In Friday’s tweet, Binance argued that the new guidance imposed too heavy a burden on the company, especially the limits on stablecoin sales. Canadian users of the platform will further details about how this will impact their accounts by email, the tweet said.
Binance Turns Its Back on Canada
The decision to exit the Canadian market appears to have been especially difficult for Binance.
Although it represents one of the firm’s smaller markets, Binance said that Canada “held sentimental value for us as the home country of our founder.” Born in China, Binance’s co-founder and CEO Changpeng Zhao, commonly known as CZ, emigrated to Canada at a young age and holds Canadian citizenship.

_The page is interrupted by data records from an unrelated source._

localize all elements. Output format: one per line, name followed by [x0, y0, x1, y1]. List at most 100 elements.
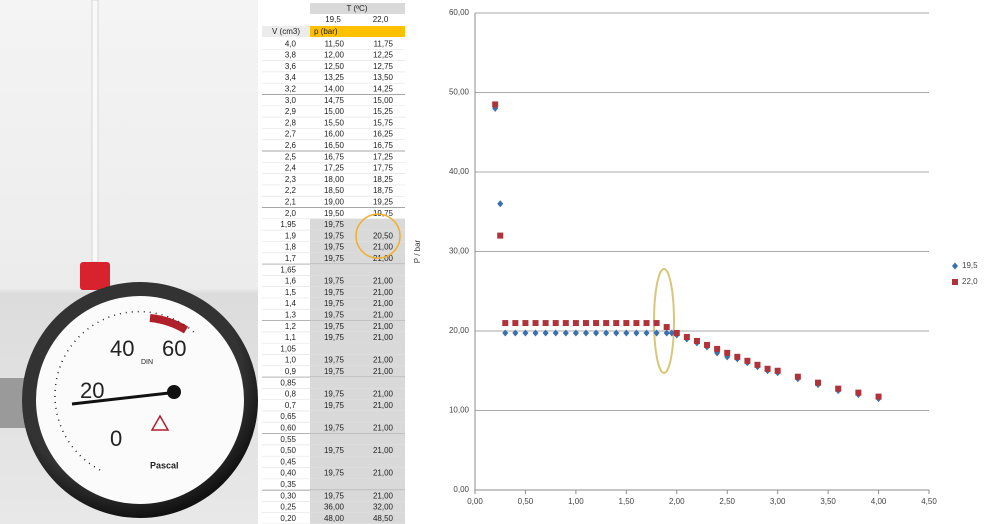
cell-fill	[310, 252, 405, 265]
cell-fill	[310, 309, 405, 321]
point	[714, 345, 721, 352]
x-tick-label: 4,00	[871, 497, 887, 506]
red-zone	[149, 314, 189, 334]
point	[552, 329, 559, 337]
point	[512, 329, 519, 337]
point	[522, 320, 529, 327]
table-cell: 21,00	[373, 254, 394, 263]
table-cell: 0,45	[280, 457, 296, 466]
cell-fill	[310, 264, 405, 276]
cell-fill	[310, 422, 405, 434]
point	[582, 329, 589, 337]
table-cell: 1,1	[285, 333, 297, 342]
y-axis-label: P / bar	[413, 239, 422, 263]
table-cell: 14,75	[324, 96, 345, 105]
table-cell: 3,8	[285, 51, 297, 60]
table-cell: 1,6	[285, 277, 297, 286]
point	[593, 320, 600, 327]
red-cap	[80, 262, 110, 290]
table-cell: 19,75	[324, 367, 345, 376]
dial-mark: DIN	[141, 359, 153, 366]
point	[613, 329, 620, 337]
table-cell: 15,75	[373, 118, 394, 127]
table-cell: 2,2	[285, 186, 297, 195]
table-cell: 1,9	[285, 231, 297, 240]
table-cell: 19,75	[373, 209, 394, 218]
table-cell: 19,75	[324, 446, 345, 455]
table-cell: 17,25	[373, 152, 394, 161]
table-cell: 16,25	[373, 130, 394, 139]
table-cell: 21,00	[373, 356, 394, 365]
table-cell: 0,20	[280, 514, 296, 523]
cell-fill	[310, 241, 405, 253]
table-cell: 0,85	[280, 378, 296, 387]
x-tick-label: 0,00	[467, 497, 483, 506]
table-cell: 19,75	[324, 469, 345, 478]
cell-fill	[310, 490, 405, 502]
table-cell: 21,00	[373, 401, 394, 410]
table-cell: 48,50	[373, 514, 394, 523]
point	[835, 385, 842, 392]
cell-fill	[310, 377, 405, 389]
point	[582, 320, 589, 327]
table-cell: 1,05	[280, 344, 296, 353]
table-cell: 1,5	[285, 288, 297, 297]
highlight-circle	[355, 213, 401, 259]
dial-label: 60	[162, 336, 186, 361]
header-fill	[310, 26, 405, 37]
cell-fill	[310, 410, 405, 423]
cell-fill	[310, 297, 405, 310]
x-tick-label: 3,00	[770, 497, 786, 506]
point	[683, 333, 690, 340]
table-cell: 2,6	[285, 141, 297, 150]
data-table: T (ºC) 19,5 22,0 V (cm3) p (bar) 4,0 11,50 11,7…	[262, 0, 405, 524]
legend-label: 22,0	[962, 277, 978, 286]
group-header: T (ºC)	[347, 4, 368, 13]
point	[572, 320, 579, 327]
point	[613, 320, 620, 327]
table-cell: 21,00	[373, 243, 394, 252]
table-cell: 21,00	[373, 333, 394, 342]
table-cell: 0,7	[285, 401, 297, 410]
table-cell: 19,75	[324, 231, 345, 240]
point	[532, 320, 539, 327]
needle-hub	[167, 385, 181, 399]
table-cell: 16,50	[324, 141, 345, 150]
cell-fill	[310, 456, 405, 468]
x-tick-label: 2,00	[669, 497, 685, 506]
point	[532, 329, 539, 337]
table-cell: 2,5	[285, 152, 297, 161]
table-cell: 0,8	[285, 390, 297, 399]
cell-fill	[310, 388, 405, 400]
point	[497, 232, 504, 239]
cell-fill	[310, 320, 405, 332]
table-cell: 21,00	[373, 311, 394, 320]
table-cell: 19,25	[373, 197, 394, 206]
table-cell: 0,35	[280, 480, 296, 489]
table-cell: 0,60	[280, 424, 296, 433]
table-cell: 19,75	[324, 390, 345, 399]
point	[623, 329, 630, 337]
table-cell: 32,00	[373, 503, 394, 512]
table-cell: 19,75	[324, 299, 345, 308]
table-cell: 17,25	[324, 164, 345, 173]
table-cell: 19,75	[324, 288, 345, 297]
table-cell: 21,00	[373, 367, 394, 376]
table-cell: 2,3	[285, 175, 297, 184]
legend-marker	[952, 262, 958, 270]
cell-fill	[310, 478, 405, 491]
table-cell: 18,50	[324, 186, 345, 195]
cell-fill	[310, 365, 405, 378]
point	[794, 373, 801, 380]
dial-scale	[54, 310, 196, 471]
chart: 0,00 10,00 20,00 30,00 40,00 50,00 60,00 0,00 0,…	[413, 8, 978, 506]
table-cell: 12,00	[324, 51, 345, 60]
column-header: V (cm3)	[272, 27, 300, 36]
table-cell: 21,00	[373, 299, 394, 308]
point	[497, 200, 504, 208]
table-cell: 0,50	[280, 446, 296, 455]
table-cell: 0,25	[280, 503, 296, 512]
gauge-dial	[36, 296, 244, 504]
table-cell: 19,50	[324, 209, 345, 218]
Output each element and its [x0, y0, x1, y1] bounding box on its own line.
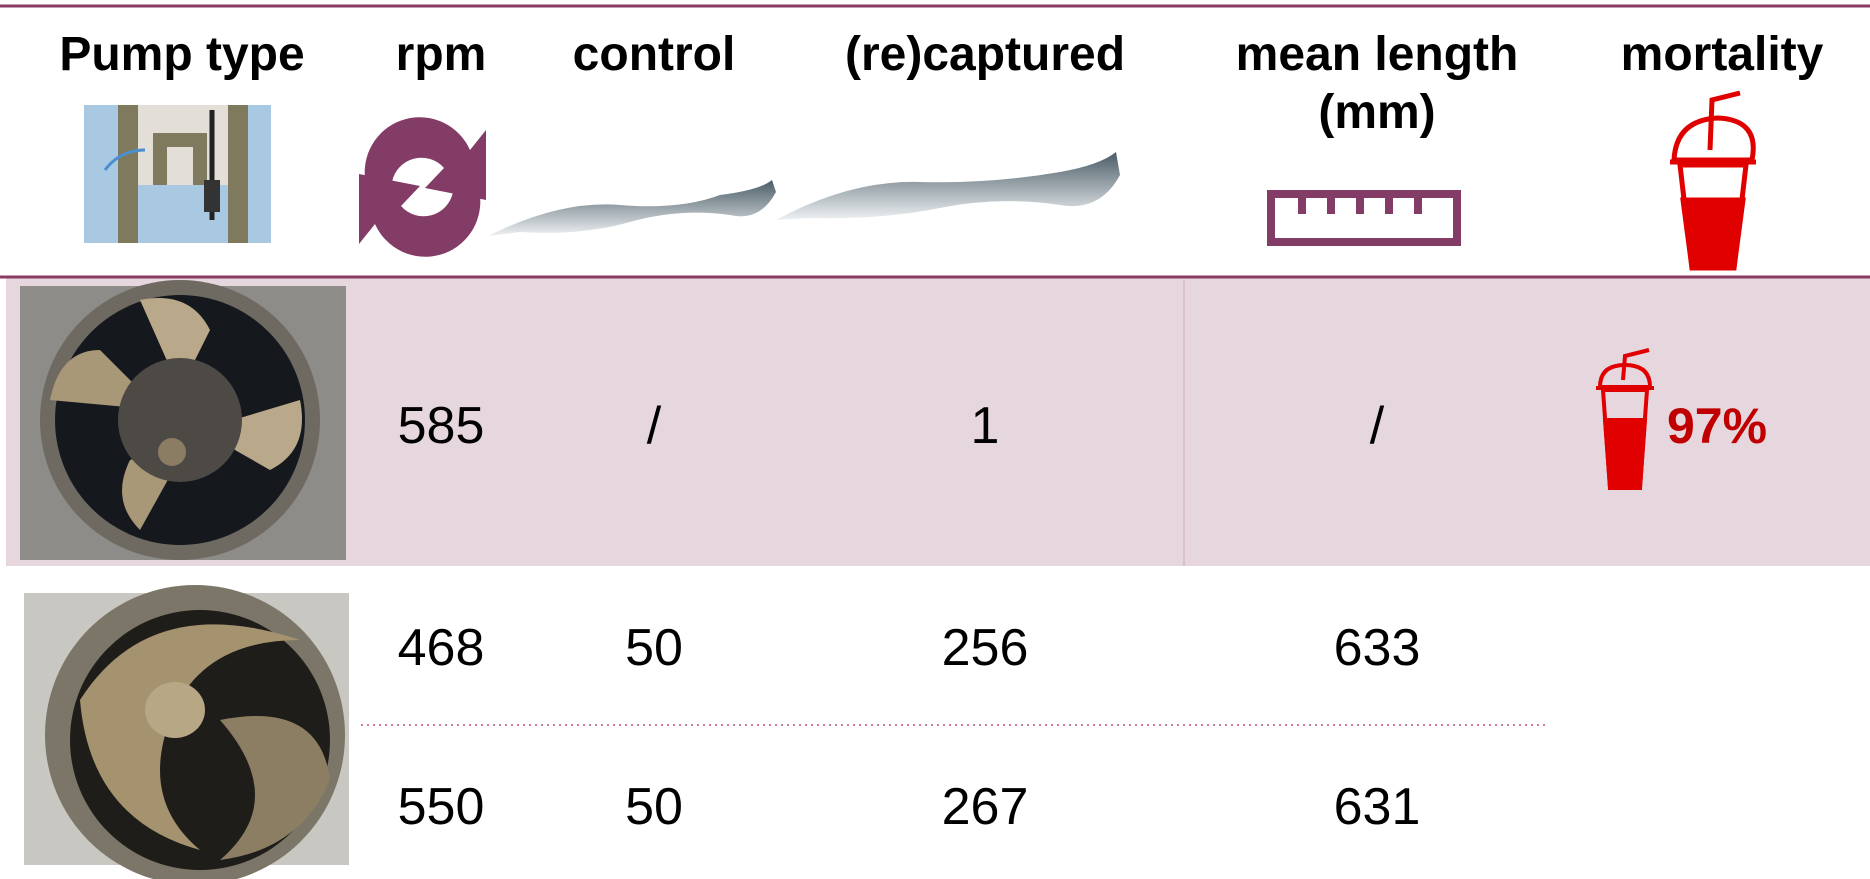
header-cell: control: [572, 28, 736, 81]
table-cell: 256: [941, 619, 1029, 677]
mortality-cup-small: [1596, 348, 1654, 490]
table-cell: /: [646, 397, 662, 455]
table-cell: 267: [941, 778, 1029, 836]
ruler-icon: [1267, 190, 1461, 246]
table-cell: 633: [1333, 619, 1421, 677]
rpm-icon: [359, 117, 486, 257]
mortality-value: 97%: [1667, 398, 1768, 454]
header-cell: mean length (mm): [1235, 28, 1519, 139]
mortality-cup-icon: [1670, 90, 1756, 271]
table-cell: 631: [1333, 778, 1421, 836]
table-cell: /: [1369, 397, 1385, 455]
table-cell: 1: [970, 397, 1000, 455]
header-cell: rpm: [395, 28, 487, 81]
table-cell: 550: [397, 778, 485, 836]
eel-icon-control: [488, 180, 776, 236]
eel-icon-recaptured: [776, 152, 1120, 220]
table-cell: 50: [625, 619, 683, 677]
table-cell: 468: [397, 619, 485, 677]
table-cell: 50: [625, 778, 683, 836]
header-cell: Pump type: [59, 28, 305, 81]
pump-photo-screw: [24, 585, 349, 879]
header-cell: (re)captured: [844, 28, 1126, 81]
header-cell: mortality: [1620, 28, 1824, 81]
pump-photo-propeller: [20, 280, 346, 560]
pump-diagram-icon: [84, 105, 271, 243]
table-cell: 585: [397, 397, 485, 455]
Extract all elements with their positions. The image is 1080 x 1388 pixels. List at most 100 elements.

Prior to Friday’s announcement, Binance had already come to an agreement with the Ontario Securities Commission to stop onboarding new users in Canada’s most populous province.
In that agreement, the company laid out assurances that it would implement controls to prevent trading activity originating from within Ontario, or by Ontario-based users.
Binance US Fights On
While Binance may be on the back foot in Canada, over the border in the U.S. the company is maneuvering to protect its business interests from zealous regulators.
Facing regulatory scrutiny on multiple fronts, Binance’s U.S. arm is reportedly considering ways to reduce CZ’s majority stake.
As The Information wrote on Thursday, the company’s senior leadership has discussed the move in light of the Commodity Futures Trading Commission lawsuit against Binance and Zhao. Apparently, they believe reorganizing the firm’s ownership may help improve its standing in the eyes of U.S. regulators.